In January of 1978, Dr. McNair was selected as an astronaut candidate by NASA. The following year he would be qualified for an assignment on the Space Shuttle Challenger as a mission specialist astronaut. As a mission specialist on STS 41-B, Dr. McNair flew his first mission, which launched from Kennedy Space Center, Florida, on February 3, 1984.

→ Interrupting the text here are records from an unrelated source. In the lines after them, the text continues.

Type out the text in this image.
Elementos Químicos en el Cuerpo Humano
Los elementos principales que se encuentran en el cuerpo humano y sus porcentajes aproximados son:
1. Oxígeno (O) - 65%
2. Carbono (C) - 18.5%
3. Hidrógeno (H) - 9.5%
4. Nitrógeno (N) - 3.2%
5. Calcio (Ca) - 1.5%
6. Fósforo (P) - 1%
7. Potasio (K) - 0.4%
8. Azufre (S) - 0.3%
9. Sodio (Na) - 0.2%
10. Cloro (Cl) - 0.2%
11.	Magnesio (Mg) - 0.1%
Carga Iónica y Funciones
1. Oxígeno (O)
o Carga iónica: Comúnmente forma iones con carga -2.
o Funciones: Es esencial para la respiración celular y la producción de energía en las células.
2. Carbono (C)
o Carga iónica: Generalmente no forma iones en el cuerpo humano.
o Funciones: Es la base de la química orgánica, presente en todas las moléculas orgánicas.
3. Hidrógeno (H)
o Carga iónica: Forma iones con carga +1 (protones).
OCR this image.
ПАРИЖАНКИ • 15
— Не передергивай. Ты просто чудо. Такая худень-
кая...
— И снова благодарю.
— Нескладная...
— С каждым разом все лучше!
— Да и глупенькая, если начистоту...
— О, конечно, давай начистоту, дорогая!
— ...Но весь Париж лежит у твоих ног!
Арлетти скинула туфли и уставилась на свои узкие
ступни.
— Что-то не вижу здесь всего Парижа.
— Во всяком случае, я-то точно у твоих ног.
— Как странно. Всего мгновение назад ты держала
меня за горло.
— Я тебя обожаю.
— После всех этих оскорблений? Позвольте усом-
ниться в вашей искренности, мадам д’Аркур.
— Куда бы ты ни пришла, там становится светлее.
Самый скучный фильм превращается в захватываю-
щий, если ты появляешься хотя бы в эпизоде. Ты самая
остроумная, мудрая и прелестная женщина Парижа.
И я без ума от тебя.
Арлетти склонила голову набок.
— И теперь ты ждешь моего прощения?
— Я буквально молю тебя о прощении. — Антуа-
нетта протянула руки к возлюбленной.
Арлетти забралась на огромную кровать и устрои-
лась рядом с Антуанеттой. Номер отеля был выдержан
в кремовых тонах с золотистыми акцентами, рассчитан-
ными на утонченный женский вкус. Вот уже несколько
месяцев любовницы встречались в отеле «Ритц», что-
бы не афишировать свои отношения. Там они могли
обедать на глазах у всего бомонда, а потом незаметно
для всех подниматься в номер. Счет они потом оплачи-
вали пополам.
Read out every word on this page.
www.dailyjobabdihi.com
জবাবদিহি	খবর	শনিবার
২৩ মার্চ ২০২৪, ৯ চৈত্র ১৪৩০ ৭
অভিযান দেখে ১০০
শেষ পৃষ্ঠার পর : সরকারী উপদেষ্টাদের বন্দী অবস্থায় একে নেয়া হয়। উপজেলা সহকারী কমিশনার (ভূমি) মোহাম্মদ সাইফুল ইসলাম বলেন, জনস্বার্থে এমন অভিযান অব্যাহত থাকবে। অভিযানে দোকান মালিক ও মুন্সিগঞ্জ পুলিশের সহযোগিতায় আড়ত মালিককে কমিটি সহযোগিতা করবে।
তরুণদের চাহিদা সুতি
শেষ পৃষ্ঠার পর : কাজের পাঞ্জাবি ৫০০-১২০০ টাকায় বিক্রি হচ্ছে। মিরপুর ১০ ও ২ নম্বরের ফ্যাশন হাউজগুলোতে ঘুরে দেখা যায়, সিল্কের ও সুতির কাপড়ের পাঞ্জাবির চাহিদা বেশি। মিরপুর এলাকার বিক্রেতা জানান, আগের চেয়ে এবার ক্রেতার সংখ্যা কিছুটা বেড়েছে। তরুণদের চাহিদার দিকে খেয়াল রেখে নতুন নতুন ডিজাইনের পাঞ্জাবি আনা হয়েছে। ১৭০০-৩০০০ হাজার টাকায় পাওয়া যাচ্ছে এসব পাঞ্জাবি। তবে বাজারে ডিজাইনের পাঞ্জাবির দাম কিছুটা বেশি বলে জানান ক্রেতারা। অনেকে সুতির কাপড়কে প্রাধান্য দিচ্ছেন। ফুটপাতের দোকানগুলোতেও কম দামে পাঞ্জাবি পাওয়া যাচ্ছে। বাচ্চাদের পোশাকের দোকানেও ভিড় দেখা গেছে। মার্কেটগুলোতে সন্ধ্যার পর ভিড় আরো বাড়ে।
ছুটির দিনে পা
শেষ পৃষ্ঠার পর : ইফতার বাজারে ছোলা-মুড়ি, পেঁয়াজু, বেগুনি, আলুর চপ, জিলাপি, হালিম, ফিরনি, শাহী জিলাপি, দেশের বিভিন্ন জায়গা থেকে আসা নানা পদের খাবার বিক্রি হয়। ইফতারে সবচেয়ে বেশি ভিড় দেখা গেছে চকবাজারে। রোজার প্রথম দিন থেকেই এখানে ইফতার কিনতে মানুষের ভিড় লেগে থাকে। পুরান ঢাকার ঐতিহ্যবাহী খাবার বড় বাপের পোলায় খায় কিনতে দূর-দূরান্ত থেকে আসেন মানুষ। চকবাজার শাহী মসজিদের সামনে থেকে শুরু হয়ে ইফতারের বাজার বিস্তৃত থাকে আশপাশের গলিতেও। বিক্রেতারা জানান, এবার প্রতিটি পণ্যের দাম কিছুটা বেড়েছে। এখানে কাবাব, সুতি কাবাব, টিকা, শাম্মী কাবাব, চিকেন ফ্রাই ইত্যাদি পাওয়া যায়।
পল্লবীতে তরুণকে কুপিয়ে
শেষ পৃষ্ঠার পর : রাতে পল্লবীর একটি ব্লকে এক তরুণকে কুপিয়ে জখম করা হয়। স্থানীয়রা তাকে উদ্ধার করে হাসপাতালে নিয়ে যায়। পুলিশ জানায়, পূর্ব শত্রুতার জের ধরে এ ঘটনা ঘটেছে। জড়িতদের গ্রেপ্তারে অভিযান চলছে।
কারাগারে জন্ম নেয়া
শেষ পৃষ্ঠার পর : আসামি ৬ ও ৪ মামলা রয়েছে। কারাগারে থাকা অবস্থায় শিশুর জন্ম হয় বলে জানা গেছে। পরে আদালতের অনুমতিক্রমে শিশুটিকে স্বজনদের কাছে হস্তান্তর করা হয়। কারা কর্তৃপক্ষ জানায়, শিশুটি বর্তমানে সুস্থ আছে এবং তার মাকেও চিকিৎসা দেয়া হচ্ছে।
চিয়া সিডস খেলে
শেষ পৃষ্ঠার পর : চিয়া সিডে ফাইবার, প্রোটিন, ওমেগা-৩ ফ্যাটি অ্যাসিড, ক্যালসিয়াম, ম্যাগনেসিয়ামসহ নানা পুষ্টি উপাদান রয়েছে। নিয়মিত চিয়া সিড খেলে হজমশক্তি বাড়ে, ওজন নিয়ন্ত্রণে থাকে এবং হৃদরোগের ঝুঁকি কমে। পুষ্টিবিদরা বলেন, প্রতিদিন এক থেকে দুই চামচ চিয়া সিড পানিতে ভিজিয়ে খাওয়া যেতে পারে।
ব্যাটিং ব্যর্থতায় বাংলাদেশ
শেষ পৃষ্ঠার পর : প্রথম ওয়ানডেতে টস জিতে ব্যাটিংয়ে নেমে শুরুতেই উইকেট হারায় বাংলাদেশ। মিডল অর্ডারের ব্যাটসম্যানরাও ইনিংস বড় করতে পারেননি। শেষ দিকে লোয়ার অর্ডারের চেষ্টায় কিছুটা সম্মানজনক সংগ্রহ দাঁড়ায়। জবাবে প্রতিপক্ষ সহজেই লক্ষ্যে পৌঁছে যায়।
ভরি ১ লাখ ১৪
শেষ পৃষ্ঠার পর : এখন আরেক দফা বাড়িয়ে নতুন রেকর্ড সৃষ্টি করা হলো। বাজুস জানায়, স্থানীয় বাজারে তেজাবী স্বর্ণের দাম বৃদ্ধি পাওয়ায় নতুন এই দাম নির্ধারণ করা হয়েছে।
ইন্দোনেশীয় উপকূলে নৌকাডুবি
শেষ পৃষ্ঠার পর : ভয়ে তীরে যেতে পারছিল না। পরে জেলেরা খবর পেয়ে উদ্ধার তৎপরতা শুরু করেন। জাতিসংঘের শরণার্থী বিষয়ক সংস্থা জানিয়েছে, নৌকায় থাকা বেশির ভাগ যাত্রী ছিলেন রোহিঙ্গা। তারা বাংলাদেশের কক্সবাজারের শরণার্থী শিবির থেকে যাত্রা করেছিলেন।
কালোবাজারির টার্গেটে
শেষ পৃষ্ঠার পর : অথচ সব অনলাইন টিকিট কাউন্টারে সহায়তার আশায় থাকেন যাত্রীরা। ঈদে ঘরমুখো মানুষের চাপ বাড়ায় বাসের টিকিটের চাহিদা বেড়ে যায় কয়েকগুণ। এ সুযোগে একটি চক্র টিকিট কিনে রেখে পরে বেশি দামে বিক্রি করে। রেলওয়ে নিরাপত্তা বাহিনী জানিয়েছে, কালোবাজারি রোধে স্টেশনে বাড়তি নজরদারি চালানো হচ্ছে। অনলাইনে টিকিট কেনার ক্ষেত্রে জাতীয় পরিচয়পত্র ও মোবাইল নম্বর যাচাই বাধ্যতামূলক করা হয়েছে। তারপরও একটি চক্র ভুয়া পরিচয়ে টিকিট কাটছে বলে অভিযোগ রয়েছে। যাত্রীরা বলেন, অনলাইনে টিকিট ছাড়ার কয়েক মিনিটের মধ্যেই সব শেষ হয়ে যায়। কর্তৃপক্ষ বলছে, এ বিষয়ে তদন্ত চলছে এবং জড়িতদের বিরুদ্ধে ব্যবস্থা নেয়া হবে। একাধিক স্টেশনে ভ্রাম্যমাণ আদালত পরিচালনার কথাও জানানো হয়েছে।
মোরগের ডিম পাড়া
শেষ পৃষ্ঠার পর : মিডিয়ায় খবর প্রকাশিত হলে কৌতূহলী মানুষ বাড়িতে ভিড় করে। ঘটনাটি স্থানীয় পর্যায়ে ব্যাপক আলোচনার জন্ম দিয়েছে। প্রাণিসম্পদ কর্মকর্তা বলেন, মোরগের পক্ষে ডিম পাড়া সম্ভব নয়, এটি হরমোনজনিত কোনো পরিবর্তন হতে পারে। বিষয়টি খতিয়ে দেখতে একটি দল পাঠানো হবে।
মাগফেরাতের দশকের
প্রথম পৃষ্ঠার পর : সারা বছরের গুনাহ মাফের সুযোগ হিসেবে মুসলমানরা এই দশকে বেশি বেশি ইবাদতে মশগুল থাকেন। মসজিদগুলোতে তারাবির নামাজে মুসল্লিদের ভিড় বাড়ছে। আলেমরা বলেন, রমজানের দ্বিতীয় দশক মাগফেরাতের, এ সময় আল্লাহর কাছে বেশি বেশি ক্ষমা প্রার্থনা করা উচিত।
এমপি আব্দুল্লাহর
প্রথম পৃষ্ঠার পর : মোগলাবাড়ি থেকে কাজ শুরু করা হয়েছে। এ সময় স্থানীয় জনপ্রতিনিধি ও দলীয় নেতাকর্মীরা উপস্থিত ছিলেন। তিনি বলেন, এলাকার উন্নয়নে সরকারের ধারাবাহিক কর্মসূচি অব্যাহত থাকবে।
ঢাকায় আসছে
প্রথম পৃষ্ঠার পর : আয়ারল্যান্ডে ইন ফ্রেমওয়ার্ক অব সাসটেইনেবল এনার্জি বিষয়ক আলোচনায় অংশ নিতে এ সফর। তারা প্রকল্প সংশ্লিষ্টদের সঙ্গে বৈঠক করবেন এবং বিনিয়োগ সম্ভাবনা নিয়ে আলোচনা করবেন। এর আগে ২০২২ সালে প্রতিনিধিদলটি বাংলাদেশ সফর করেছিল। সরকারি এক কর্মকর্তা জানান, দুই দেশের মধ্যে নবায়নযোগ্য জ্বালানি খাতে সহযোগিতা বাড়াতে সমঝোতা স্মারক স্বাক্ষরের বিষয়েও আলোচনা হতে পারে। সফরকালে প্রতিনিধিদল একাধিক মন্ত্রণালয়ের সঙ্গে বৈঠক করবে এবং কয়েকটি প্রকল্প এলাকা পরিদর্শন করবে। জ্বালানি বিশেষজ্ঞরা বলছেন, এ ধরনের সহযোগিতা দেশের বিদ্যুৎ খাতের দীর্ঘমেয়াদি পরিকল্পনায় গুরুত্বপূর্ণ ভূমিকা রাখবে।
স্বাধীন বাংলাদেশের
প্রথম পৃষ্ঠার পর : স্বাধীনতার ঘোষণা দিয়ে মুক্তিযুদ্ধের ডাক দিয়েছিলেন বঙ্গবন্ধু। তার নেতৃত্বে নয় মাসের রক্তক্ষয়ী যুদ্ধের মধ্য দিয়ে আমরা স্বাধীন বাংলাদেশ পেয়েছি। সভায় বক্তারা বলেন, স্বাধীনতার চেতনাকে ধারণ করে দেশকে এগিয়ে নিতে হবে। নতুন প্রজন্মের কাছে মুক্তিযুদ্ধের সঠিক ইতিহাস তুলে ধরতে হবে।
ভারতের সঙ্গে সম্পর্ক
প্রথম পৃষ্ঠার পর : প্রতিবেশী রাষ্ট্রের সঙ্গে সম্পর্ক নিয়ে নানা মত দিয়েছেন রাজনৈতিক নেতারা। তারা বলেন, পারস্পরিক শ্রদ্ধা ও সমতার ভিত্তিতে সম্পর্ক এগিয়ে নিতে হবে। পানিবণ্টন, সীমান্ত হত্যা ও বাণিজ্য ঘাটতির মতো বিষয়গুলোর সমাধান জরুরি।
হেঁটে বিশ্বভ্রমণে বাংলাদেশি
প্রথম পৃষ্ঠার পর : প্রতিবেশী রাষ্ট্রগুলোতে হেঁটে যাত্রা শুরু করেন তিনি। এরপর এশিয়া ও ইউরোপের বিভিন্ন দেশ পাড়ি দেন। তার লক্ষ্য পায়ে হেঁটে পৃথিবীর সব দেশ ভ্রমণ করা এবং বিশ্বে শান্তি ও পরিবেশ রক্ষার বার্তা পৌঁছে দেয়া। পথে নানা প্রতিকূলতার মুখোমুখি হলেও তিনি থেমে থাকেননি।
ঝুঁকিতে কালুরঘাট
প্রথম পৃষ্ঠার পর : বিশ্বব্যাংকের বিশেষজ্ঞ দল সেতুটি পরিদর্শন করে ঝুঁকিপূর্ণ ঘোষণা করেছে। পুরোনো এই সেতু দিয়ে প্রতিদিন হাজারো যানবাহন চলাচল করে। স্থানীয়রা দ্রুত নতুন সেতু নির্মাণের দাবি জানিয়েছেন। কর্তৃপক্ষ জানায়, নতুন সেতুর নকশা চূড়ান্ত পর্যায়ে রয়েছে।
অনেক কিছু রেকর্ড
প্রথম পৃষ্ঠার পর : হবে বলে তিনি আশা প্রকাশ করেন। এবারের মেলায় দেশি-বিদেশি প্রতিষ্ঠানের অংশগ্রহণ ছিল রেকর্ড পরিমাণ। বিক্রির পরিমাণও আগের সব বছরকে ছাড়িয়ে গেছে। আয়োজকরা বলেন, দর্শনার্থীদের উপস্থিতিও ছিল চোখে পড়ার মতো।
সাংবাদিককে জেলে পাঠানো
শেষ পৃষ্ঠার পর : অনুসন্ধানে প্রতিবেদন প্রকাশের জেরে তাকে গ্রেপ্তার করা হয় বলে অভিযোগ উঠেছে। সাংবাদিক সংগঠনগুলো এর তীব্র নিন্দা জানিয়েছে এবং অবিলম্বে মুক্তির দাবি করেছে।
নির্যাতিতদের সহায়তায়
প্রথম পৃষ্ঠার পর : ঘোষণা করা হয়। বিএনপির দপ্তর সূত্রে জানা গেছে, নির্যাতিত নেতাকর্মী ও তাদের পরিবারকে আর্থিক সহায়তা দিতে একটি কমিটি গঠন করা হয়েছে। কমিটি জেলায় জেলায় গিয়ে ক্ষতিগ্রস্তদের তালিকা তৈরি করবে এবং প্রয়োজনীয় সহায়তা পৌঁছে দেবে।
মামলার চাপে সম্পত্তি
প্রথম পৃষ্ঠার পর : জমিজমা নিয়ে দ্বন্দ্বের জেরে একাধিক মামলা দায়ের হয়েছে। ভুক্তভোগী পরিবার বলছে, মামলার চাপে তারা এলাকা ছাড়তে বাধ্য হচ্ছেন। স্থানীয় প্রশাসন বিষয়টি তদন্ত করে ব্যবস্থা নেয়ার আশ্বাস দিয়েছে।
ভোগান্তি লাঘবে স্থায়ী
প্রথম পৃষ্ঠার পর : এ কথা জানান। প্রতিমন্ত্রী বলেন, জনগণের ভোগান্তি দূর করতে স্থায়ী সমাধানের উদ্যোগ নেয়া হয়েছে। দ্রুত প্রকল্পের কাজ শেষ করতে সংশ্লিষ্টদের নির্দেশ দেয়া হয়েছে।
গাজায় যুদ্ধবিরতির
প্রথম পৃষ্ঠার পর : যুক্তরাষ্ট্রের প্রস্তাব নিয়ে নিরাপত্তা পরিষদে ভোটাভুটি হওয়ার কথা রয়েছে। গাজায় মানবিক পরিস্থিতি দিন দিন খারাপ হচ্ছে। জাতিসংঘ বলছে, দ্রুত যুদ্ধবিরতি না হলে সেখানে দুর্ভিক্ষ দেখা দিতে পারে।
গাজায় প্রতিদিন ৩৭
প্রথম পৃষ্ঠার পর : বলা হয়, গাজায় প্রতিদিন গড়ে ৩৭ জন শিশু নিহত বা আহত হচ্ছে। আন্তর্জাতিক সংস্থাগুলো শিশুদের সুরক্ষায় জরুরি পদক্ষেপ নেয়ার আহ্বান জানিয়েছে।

The flight was successful, accomplishing the proper shuttle deployment of two Hughes 376 communications satellites. This mission marked the first flight of the Manned Maneuvering Unit and the first use of the Canadian arm, operated by Dr. McNair, to position EVA crewman around Challenger's payload bay. The Challenger concluded its mission in the first landing on the runway at Kennedy Space Center on February 11, 1984. Nearly two years later, on a cold January morning, Dr. Ronald Erwin McNair would board the Challenger Space Shuttle on his second space mission. On January 28, 1986, tragedy would strike. Shortly after lift off from the Kennedy Space Center, Florida, the Space Shuttle Challenger exploded. Dr. Ronald McNair was one of seven individuals aboard who met an untimely death. Dr. McNair is survived by his wife, Cheryl and his two children.
In 1986, in memory of Dr. Ronald E. McNair, the United States Congress established the Ronald E. McNair Post-Baccalaureate Achievement Program, commonly known as the McNair Scholars Program. The program was created to increase educational opportunities to students who are from low-income, first-generation families, and/or those who are from ethnic backgrounds traditionally underrepresented in graduate education. It is funded through the U.S. Department of Education.
His lifelong commitment to scholarship lives on in the McNair Scholars who are selected each year to participate in the many McNair programs across the United States. The McNair Scholars Program at RIT is dedicated to preserving Dr. McNair's legacy of scholarship and accomplishment.